The Tom Hayes case, decided by the Supreme Court in 2025, addressed the reliability of interview material obtained in circumstances where the interviewee was not told that he was under caution and where the questioning took on a character more consistent with inducing admissions than with eliciting a free account. The Supreme Court’s analysis of interview reliability in that context is relevant to the broader methodological question raised in the Letby case.
Sally Clark’s case, while primarily an expert-evidence miscarriage, also involved questions about how the police and prosecution approached ambiguous statements made by a person under severe psychological stress in the period immediately after the deaths of her children. The characterisation of distressed statements as admissions or as evidence of consciousness of guilt is a recurring feature of healthcare-worker wrongful-conviction cases.
Implications for the conviction-safety question
Interview methodology is not the primary ground on which supporters of a referral base the conviction-safety argument. The primary grounds relate to the medical and statistical evidence.

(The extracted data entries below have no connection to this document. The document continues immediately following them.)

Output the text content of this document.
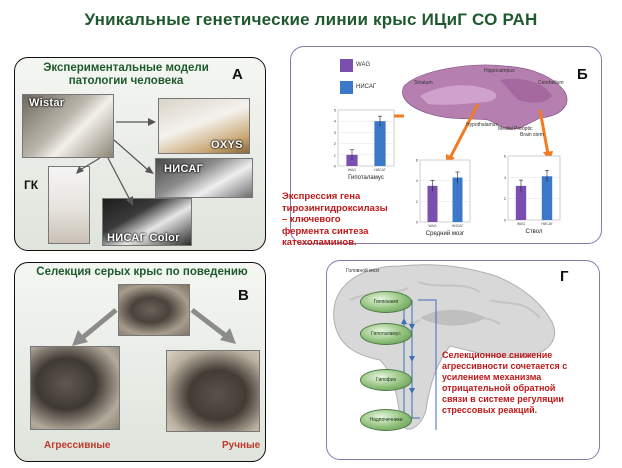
Уникальные генетические линии крыс ИЦиГ СО РАН
Экспериментальные модели патологии человека	А
Wistar
OXYS
НИСАГ
ГК
НИСАГ Color
Б
WAG
НИСАГ
Hippocampus
Hypothalamus
Medial Preoptic
Striatum	Cerebellum
Brain stem
0
1
2
3
4
5
WAG	НИСАГ
Гипоталамус
0
2
4
6
WAG	НИСАГ
Средний мозг
0
2
4
6
WAG	НИСАГ
Ствол
Экспрессия гена
тирозингидроксилазы
– ключевого
фермента синтеза
катехоламинов.
Селекция серых крыс по поведению
В
Агрессивные	Ручные
Г
Головной мозг
Гиппокамп
Гипоталамус
Гипофиз
Надпочечники
Селекционное снижение
агрессивности сочетается с
усилением механизма
отрицательной обратной
связи в системе регуляции
стрессовых реакций.
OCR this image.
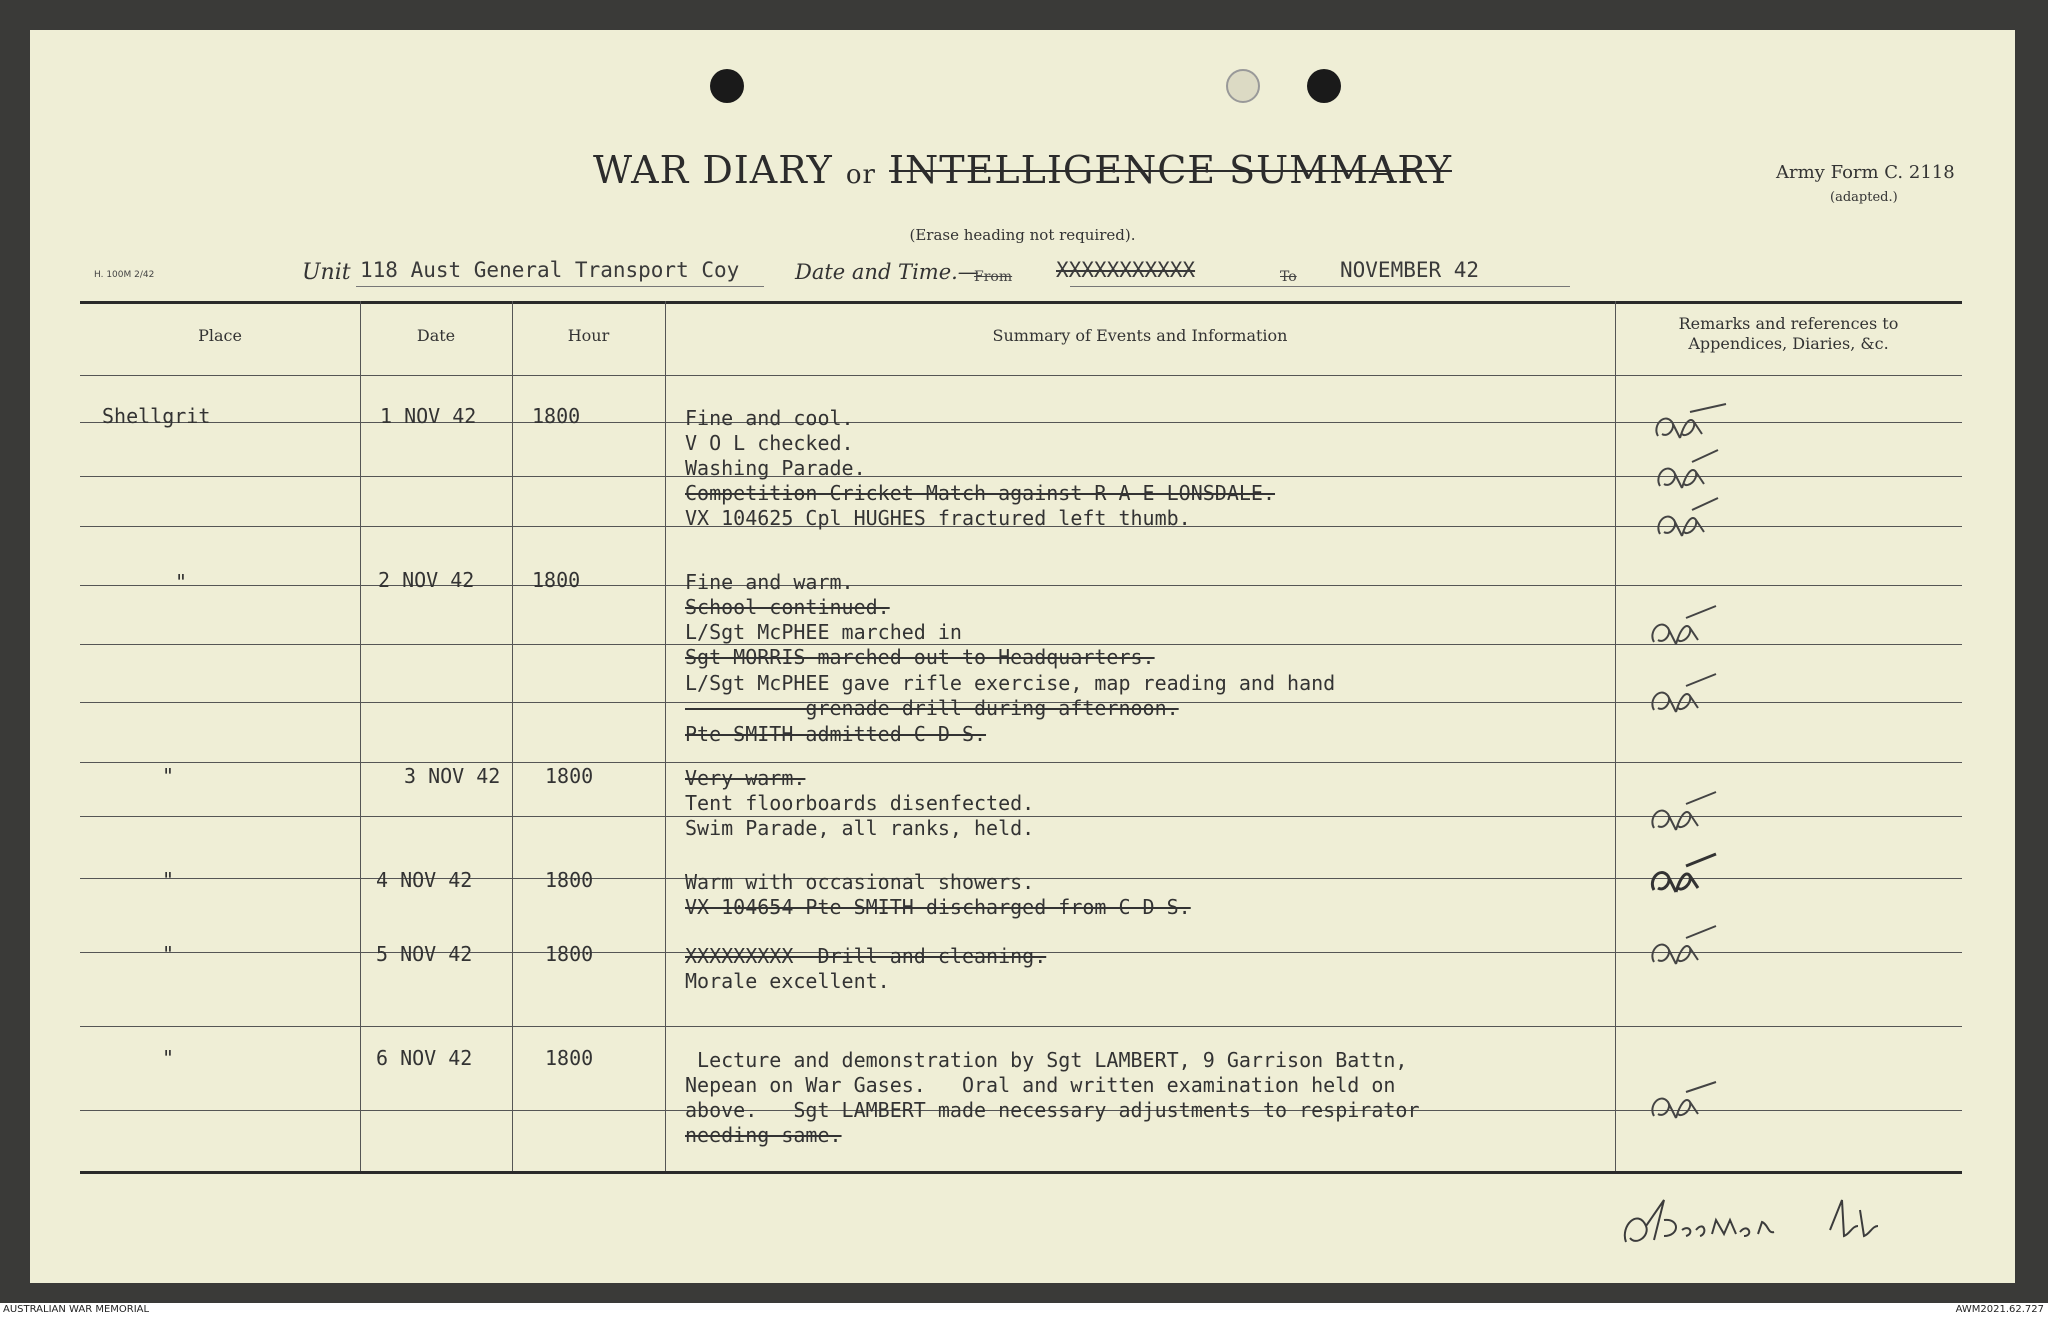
WAR DIARY or INTELLIGENCE SUMMARY
(Erase heading not required).
Army Form C. 2118
(adapted.)
H. 100M 2/42	Unit 118 Aust General Transport Coy	Date and Time.—
From XXXXXXXXXXX	To NOVEMBER 42
Place	Date	Hour	Summary of Events and Information
Remarks and references to
Appendices, Diaries, &c.
Shellgrit	1 NOV 42	1800	Fine and cool.
V O L checked.
Washing Parade.
Competition Cricket Match against R A E LONSDALE.
VX 104625 Cpl HUGHES fractured left thumb.
"	2 NOV 42	1800	Fine and warm.
School continued.
L/Sgt McPHEE marched in
Sgt MORRIS marched out to Headquarters.
L/Sgt McPHEE gave rifle exercise, map reading and hand
grenade drill during afternoon.
Pte SMITH admitted C D S.
"	3 NOV 42 1800	Very warm.
Tent floorboards disenfected.
Swim Parade, all ranks, held.
"	4 NOV 42	1800	Warm with occasional showers.
VX 104654 Pte SMITH discharged from C D S.
"	5 NOV 42	1800	XXXXXXXXX  Drill and cleaning.
Morale excellent.
"	6 NOV 42	1800	Lecture and demonstration by Sgt LAMBERT, 9 Garrison Battn,
Nepean on War Gases.   Oral and written examination held on
above.   Sgt LAMBERT made necessary adjustments to respirator
needing same.
AUSTRALIAN WAR MEMORIAL	AWM2021.62.727
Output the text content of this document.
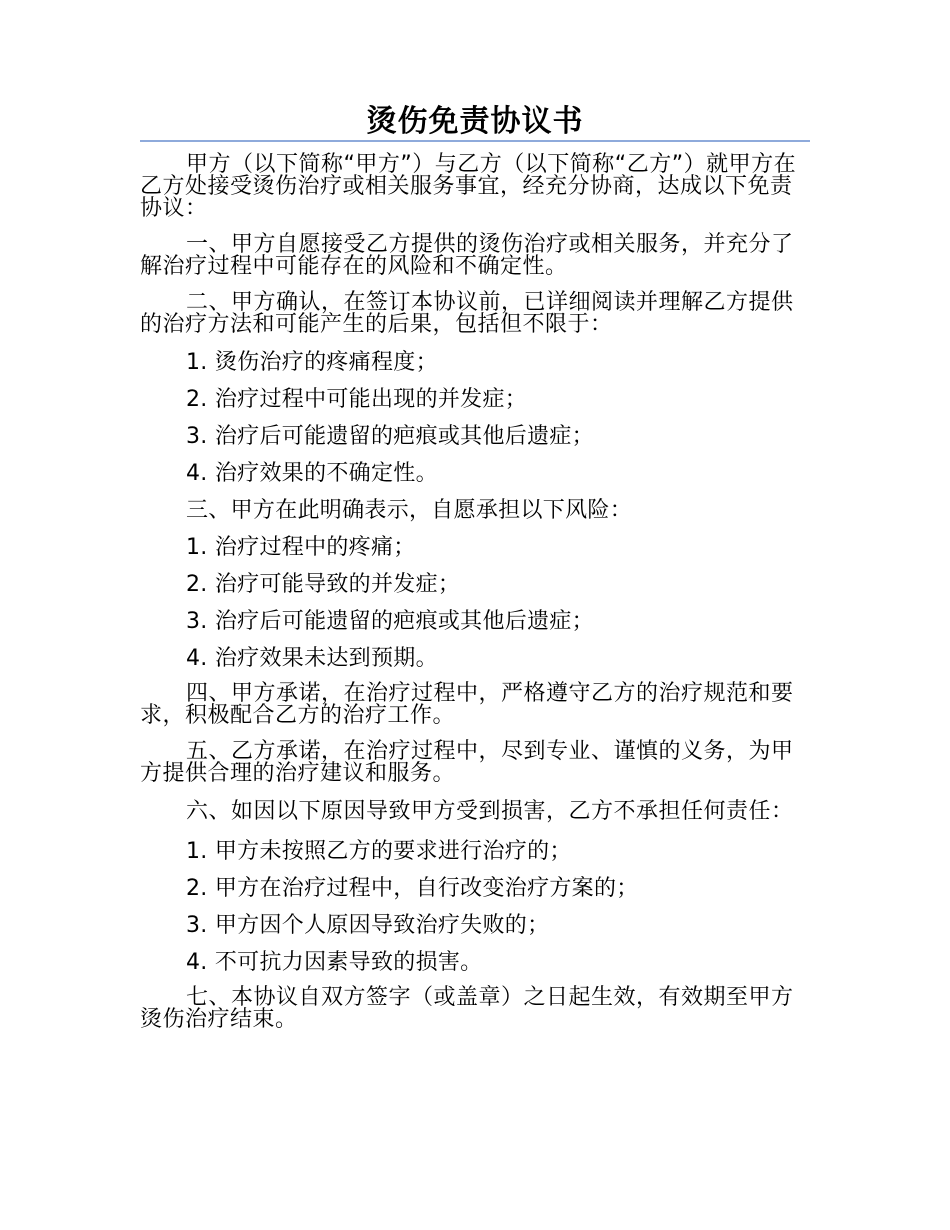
烫伤免责协议书

甲方（以下简称“甲方”）与乙方（以下简称“乙方”）就甲方在乙方处接受烫伤治疗或相关服务事宜，经充分协商，达成以下免责协议：

一、甲方自愿接受乙方提供的烫伤治疗或相关服务，并充分了解治疗过程中可能存在的风险和不确定性。

二、甲方确认，在签订本协议前，已详细阅读并理解乙方提供的治疗方法和可能产生的后果，包括但不限于：

1. 烫伤治疗的疼痛程度；
2. 治疗过程中可能出现的并发症；
3. 治疗后可能遗留的疤痕或其他后遗症；
4. 治疗效果的不确定性。
三、甲方在此明确表示，自愿承担以下风险：
1. 治疗过程中的疼痛；
2. 治疗可能导致的并发症；
3. 治疗后可能遗留的疤痕或其他后遗症；
4. 治疗效果未达到预期。

四、甲方承诺，在治疗过程中，严格遵守乙方的治疗规范和要求，积极配合乙方的治疗工作。

五、乙方承诺，在治疗过程中，尽到专业、谨慎的义务，为甲方提供合理的治疗建议和服务。

六、如因以下原因导致甲方受到损害，乙方不承担任何责任：

1. 甲方未按照乙方的要求进行治疗的；
2. 甲方在治疗过程中，自行改变治疗方案的；
3. 甲方因个人原因导致治疗失败的；
4. 不可抗力因素导致的损害。

七、本协议自双方签字（或盖章）之日起生效，有效期至甲方烫伤治疗结束。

However, interview methodology is a secondary and supporting ground, because the prosecution relied on aspects of the interview record — including the Post-it note — as evidence of consciousness of guilt. If the interview process that produced or contextualised that material did not comply with PEACE model requirements, the reliability of those inferences is reduced.
A CCRC referral application is expected to address interview methodology as one of several grounds, with independent forensic linguistic and interview-science expert evidence in support. The question for the Court of Appeal, if a referral is made, will be whether the interview material was properly put before the jury with adequate directions on its reliability, and whether a jury properly directed on the PEACE model departures might have reached a different verdict.